Video of Al Qaeda Shooting Down a US Chinook Helicopter in Karma, Iraq



I am looking for translators to translate this post into German and Bulgarian. Email me if you are interested.

Serbo-Croatian translation (u Srpsko-hrvatski). Spanish translation (en EspaƱol).


Here is the video of Iraqi Al Qaeda shooting down what was originally widely reported to be a US Chinook helicopter, but was actually a CH-46 Sea Knight helicopter (a closely related chopper) in Karma on February 7, three days ago. Seven soldiers were killed when the helicopter was downed.

The Sea Knight, like the CH-47 Chinook, is used mostly for transporting soldiers, casualties and supplies to and from the battlefield. It was last produced in 1971 but is still widely used by the US Marines. The CH-46 was actually the first Chinook produced for the Army but the Army rejected it as too small. The Marines decided it was just fine. After 1962, it was renamed the Sea Knight.

Since 1971, the Sea Knight has undergone a series of upgrades. Drawings comparing the Chinook and the Sea Knight are here. The Pentagon is refusing to say what downed the copter, but is implying that mechanical problems took the bird down.

If you look closely at the video, around 1:16 you will see what appears to be a SAM missile flying and hitting the copter. I don't think this was mechanical failure. It is particularly creepy to watch the dying chopper flail for a minute or so in the air before crashing. One shudders to imagine what the crew was thinking during that one last minute of their lives...

Karma is northwest of Baghdad and a little ways northeast of Fallujah. When you hear "Karma",just think Fallujah. It's pretty much the same mindset, population, terrain, etc. Karma has been terribly unstable for many months now.

We heard reports 1-2 years of Marines based in this town amidst primitive conditions trying to stabilize it. The reports suggested that this was one of the hottest areas in all Iraq, with a hostile population, an untrustworthy Iraqi Army embedded with the Marines (the Iraqi soldiers had the odd habit of moving to the periphery of the base just before insurgent rocket attacks.

Marines dealt with continuous roadside bomb, rocket, mortar, small arms and RPG attacks. Virtually none of the local population could be trusted. No matter what one thought of the war, you had to feel sympathy and pride for our troops trying to stick it out amidst this mess.

How many Marines could write a 500-word essay on US imperialism anyway? How many Marines would not understand the question or deny that US imperialism even existed? Soldiers are soldiers everywhere. They are rarely the bad guys.
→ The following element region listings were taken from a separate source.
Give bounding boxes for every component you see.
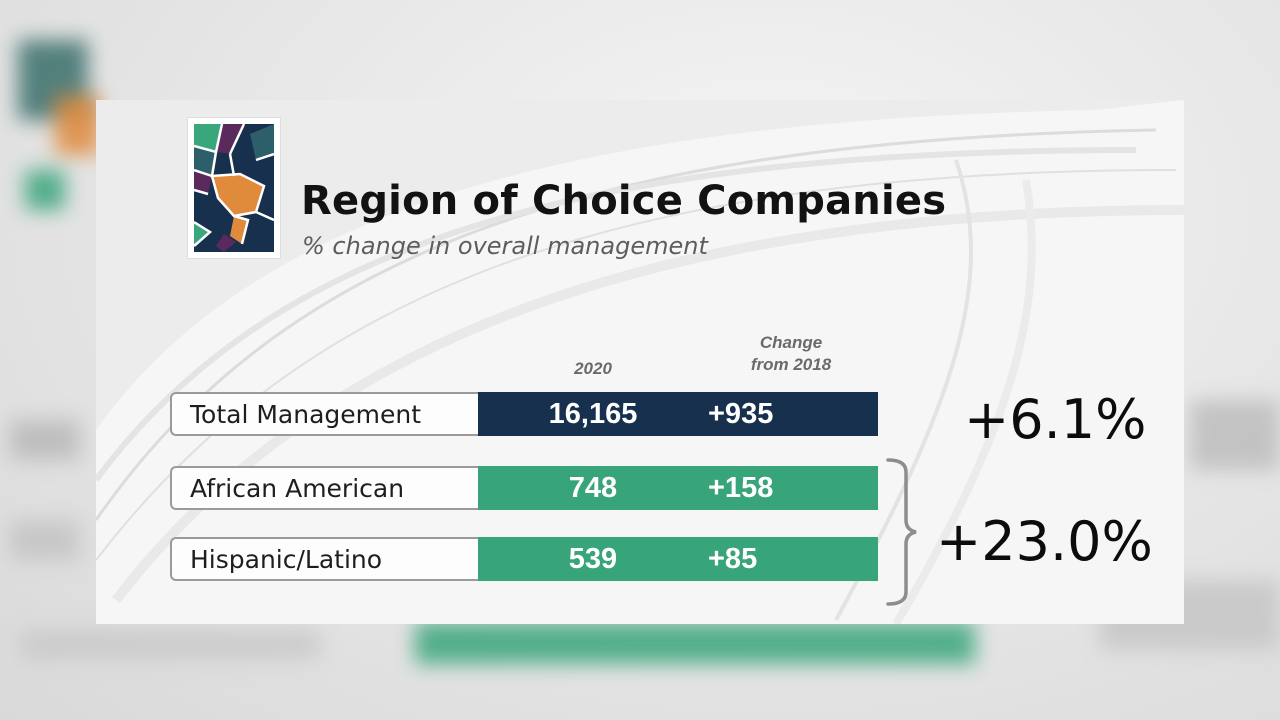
- row-hispanic-latino: Hispanic/Latino 539 +85: [170, 537, 878, 581]
- blurred-logo-shape: [25, 170, 65, 210]
- row-bar: 748 +158: [478, 466, 878, 510]
- right-brace-icon: [886, 458, 917, 606]
- blurred-text: [1190, 400, 1280, 470]
- row-label: African American: [170, 466, 478, 510]
- row-african-american: African American 748 +158: [170, 466, 878, 510]
- column-header-change-line2: from 2018: [750, 355, 832, 374]
- slide-title: Region of Choice Companies: [301, 178, 947, 224]
- blurred-green-bar: [415, 622, 975, 664]
- row-bar: 539 +85: [478, 537, 878, 581]
- blurred-logo-shape: [55, 95, 100, 155]
- column-header-2020: 2020: [574, 359, 612, 378]
- value-2020: 16,165: [548, 397, 638, 430]
- value-change: +85: [708, 542, 758, 575]
- slide-subtitle: % change in overall management: [302, 232, 708, 260]
- row-bar: 16,165 +935: [478, 392, 878, 436]
- column-header-change: Change from 2018: [726, 332, 856, 376]
- percent-total-management: +6.1%: [964, 388, 1147, 451]
- value-2020: 748: [568, 471, 618, 504]
- column-header-change-line1: Change: [759, 333, 823, 352]
- row-label: Hispanic/Latino: [170, 537, 478, 581]
- slide-card: Region of Choice Companies % change in o…: [96, 100, 1184, 624]
- blurred-text: [20, 630, 320, 660]
- value-change: +935: [708, 397, 774, 430]
- blurred-text: [10, 520, 80, 560]
- percent-minority-management: +23.0%: [936, 510, 1153, 573]
- region-of-choice-logo: [188, 118, 280, 258]
- blurred-text: [10, 420, 80, 460]
- row-label: Total Management: [170, 392, 478, 436]
- value-change: +158: [708, 471, 774, 504]
- mosaic-logo-icon: [194, 124, 274, 252]
- value-2020: 539: [568, 542, 618, 575]
- row-total-management: Total Management 16,165 +935: [170, 392, 878, 436]
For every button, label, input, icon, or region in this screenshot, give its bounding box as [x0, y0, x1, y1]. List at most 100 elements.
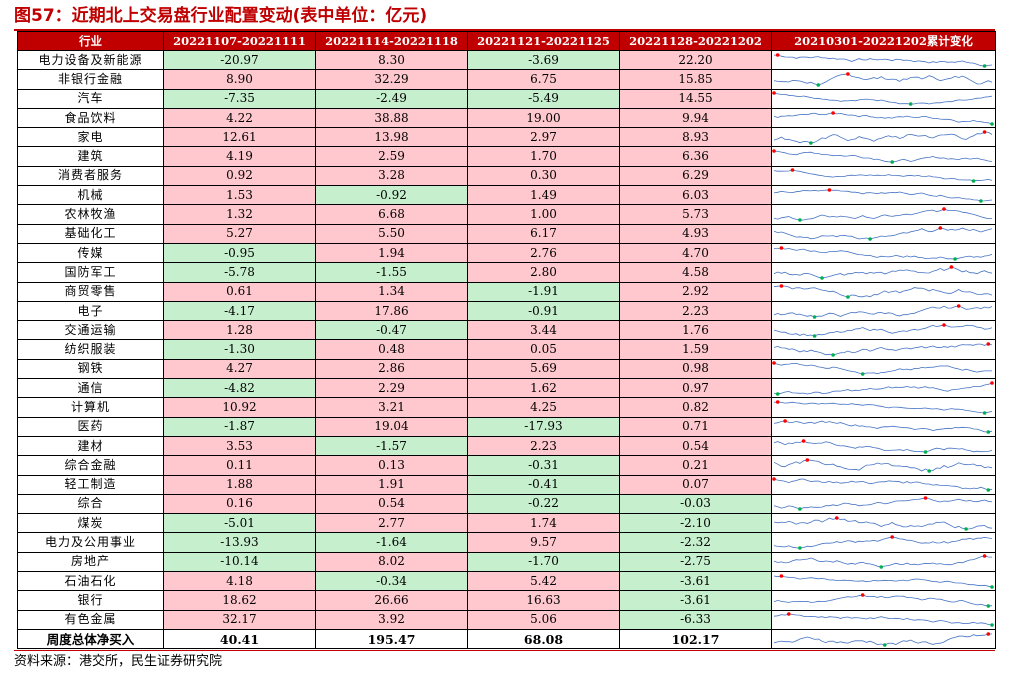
- industry-name: 钢铁: [17, 358, 164, 380]
- weekly-value: 4.70: [619, 242, 772, 264]
- weekly-value: 5.27: [163, 223, 316, 244]
- weekly-value: -4.17: [163, 300, 316, 322]
- cumulative-sparkline: [771, 223, 996, 244]
- sparkline-path: [773, 459, 993, 472]
- industry-name: 交通运输: [17, 320, 164, 341]
- high-marker: [986, 631, 991, 636]
- table-row: 煤炭 -5.01 2.77 1.74 -2.10: [17, 513, 996, 534]
- sparkline-graphic: [773, 226, 993, 242]
- weekly-value: 6.36: [619, 146, 772, 167]
- low-marker: [990, 121, 994, 126]
- sparkline-graphic: [772, 361, 992, 377]
- sparkline-graphic: [773, 612, 994, 628]
- sparkline-path: [773, 478, 993, 491]
- low-marker: [986, 488, 991, 492]
- weekly-value: 10.92: [163, 397, 316, 418]
- weekly-value: 3.21: [315, 397, 468, 418]
- sparkline-graphic: [773, 284, 993, 300]
- weekly-value: 5.73: [619, 204, 772, 225]
- sparkline-path: [773, 189, 993, 202]
- table-row: 钢铁 4.27 2.86 5.69 0.98: [17, 358, 996, 380]
- cumulative-sparkline: [771, 435, 996, 457]
- weekly-value: 3.92: [315, 609, 468, 630]
- table-row: 农林牧渔 1.32 6.68 1.00 5.73: [17, 204, 996, 225]
- weekly-value: -0.95: [163, 242, 316, 264]
- weekly-value: -0.22: [467, 493, 620, 515]
- cumulative-sparkline: [771, 474, 996, 495]
- industry-name: 基础化工: [17, 223, 164, 244]
- industry-name: 非银行金融: [17, 69, 164, 90]
- weekly-value: 3.53: [163, 435, 316, 457]
- weekly-value: 5.06: [467, 609, 620, 630]
- industry-name: 消费者服务: [17, 165, 164, 187]
- industry-name: 电子: [17, 300, 164, 322]
- industry-name: 通信: [17, 378, 164, 399]
- table-row: 通信 -4.82 2.29 1.62 0.97: [17, 378, 996, 399]
- sparkline-path: [773, 92, 993, 105]
- weekly-value: 1.00: [467, 204, 620, 225]
- weekly-value: 1.53: [163, 185, 316, 206]
- sparkline-path: [773, 498, 993, 510]
- cumulative-sparkline: [771, 609, 996, 630]
- weekly-value: 5.50: [315, 223, 468, 244]
- weekly-value: 1.62: [467, 378, 620, 399]
- weekly-value: -7.35: [163, 88, 316, 109]
- sparkline-path: [773, 420, 993, 433]
- sparkline-graphic: [773, 72, 993, 87]
- weekly-value: 0.13: [315, 455, 468, 476]
- weekly-value: 0.05: [467, 339, 620, 360]
- sparkline-path: [773, 633, 992, 645]
- weekly-value: 2.80: [467, 262, 620, 283]
- weekly-value: -0.41: [467, 474, 620, 495]
- low-marker: [846, 295, 850, 300]
- table-row: 有色金属 32.17 3.92 5.06 -6.33: [17, 609, 996, 630]
- figure-title: 图57：近期北上交易盘行业配置变动(表中单位：亿元): [14, 6, 428, 26]
- weekly-value: 2.59: [315, 146, 468, 167]
- industry-name: 建材: [17, 435, 164, 457]
- industry-name: 石油石化: [17, 571, 164, 592]
- table-row: 电力设备及新能源 -20.97 8.30 -3.69 22.20: [17, 49, 996, 71]
- weekly-value: -5.01: [163, 513, 316, 534]
- total-value: 102.17: [619, 628, 772, 650]
- high-marker: [790, 168, 795, 173]
- cumulative-sparkline: [771, 127, 996, 148]
- low-marker: [812, 314, 817, 319]
- weekly-value: 4.93: [619, 223, 772, 244]
- weekly-value: 1.76: [619, 320, 772, 341]
- weekly-value: 1.91: [315, 474, 468, 495]
- sparkline-path: [773, 131, 993, 144]
- weekly-value: -0.91: [467, 300, 620, 322]
- high-marker: [990, 380, 994, 385]
- low-marker: [812, 333, 817, 338]
- table-row: 机械 1.53 -0.92 1.49 6.03: [17, 185, 996, 206]
- weekly-value: 2.97: [467, 127, 620, 148]
- weekly-value: 0.54: [315, 493, 468, 515]
- weekly-value: 18.62: [163, 590, 316, 611]
- industry-name: 煤炭: [17, 513, 164, 534]
- sparkline-graphic: [773, 458, 993, 473]
- cumulative-sparkline: [771, 146, 996, 167]
- sparkline-graphic: [773, 631, 992, 647]
- allocation-table: 行业 20221107-20221111 20221114-20221118 2…: [17, 31, 996, 650]
- weekly-value: 4.27: [163, 358, 316, 380]
- weekly-value: 6.03: [619, 185, 772, 206]
- high-marker: [783, 419, 787, 424]
- header-week-4: 20221128-20221202: [619, 31, 772, 51]
- weekly-value: 2.23: [619, 300, 772, 322]
- weekly-value: 2.77: [315, 513, 468, 534]
- weekly-value: 4.22: [163, 107, 316, 129]
- cumulative-sparkline: [771, 513, 996, 534]
- weekly-value: -1.30: [163, 339, 316, 360]
- cumulative-sparkline: [771, 242, 996, 264]
- sparkline-graphic: [773, 554, 993, 570]
- sparkline-path: [773, 208, 992, 221]
- weekly-value: 0.16: [163, 493, 316, 515]
- industry-name: 国防军工: [17, 262, 164, 283]
- industry-name: 计算机: [17, 397, 164, 418]
- weekly-value: -6.33: [619, 609, 772, 630]
- header-week-2: 20221114-20221118: [315, 31, 468, 51]
- industry-name: 汽车: [17, 88, 164, 109]
- low-marker: [982, 63, 987, 68]
- cumulative-sparkline: [771, 185, 996, 206]
- weekly-value: 9.94: [619, 107, 772, 129]
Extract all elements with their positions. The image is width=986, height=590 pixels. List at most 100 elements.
Karma has continued to be hot and efforts to stabilize the area, ongoing for possibly years now, appear to have failed. Much of the Fallujah population has displaced to Saqlawiyah and Karma, towns outside Fallujah, often in refugee camps or else staying with friends or relatives.

A US reporter who visited these camps after the first US offensive on Fallujah in April 2004 reported that 100% of the 150,000 population either supported the guerrillas or were part of the guerrillas in some way or other. That's 150,000 guerrillas or active guerrilla supporters right there.

Much has been written about the six US helicopters downed in the past 3 weeks. The guerrillas appear to be on a roll. The majority of these take downs appear to have been with very heavy machine gun fire. That's heavy machine gun fire - not AK-47 automatic weapons fire. Withering fire with a heavy machine gun, or better yet multiple guns, can indeed take down a helicopter.

Which is the reason that the copters try to avoid altitudes below 1,000-1,500 - the machine gun fire kill zone. Above 3,000-3,500 feet, the copters start getting vulnerable to shoulder-fired surface-to-air (SAM) missiles. That leaves a narrow envelope between 1,500-3,000 feet that is a safer zone.

But helicopters need to fly low to attack the enemy and to drop off and pick up troops, supplies and casualties. Furthermore, the US relies very heavily on helicopters in the ground war in Iraq.

Bottom line is that flying a helicopter in Iraq is not that much different from flying one in Vietnam, where many US copters were also shot down. Even lunatic $700 billion US defense budgets cannot cure some endemic problems. The Chinook is one of the better-defended US copters but no helicopter is invulnerable and the newer Russian-made SAM's are very good.

At the end of the day, it's more a contest of wits between the helicopter pilot and his enemies and may the best man win. Despite all the gloomy talk about doomed copters, the rate of US copters shot down in Iraq has been low compared to other wars.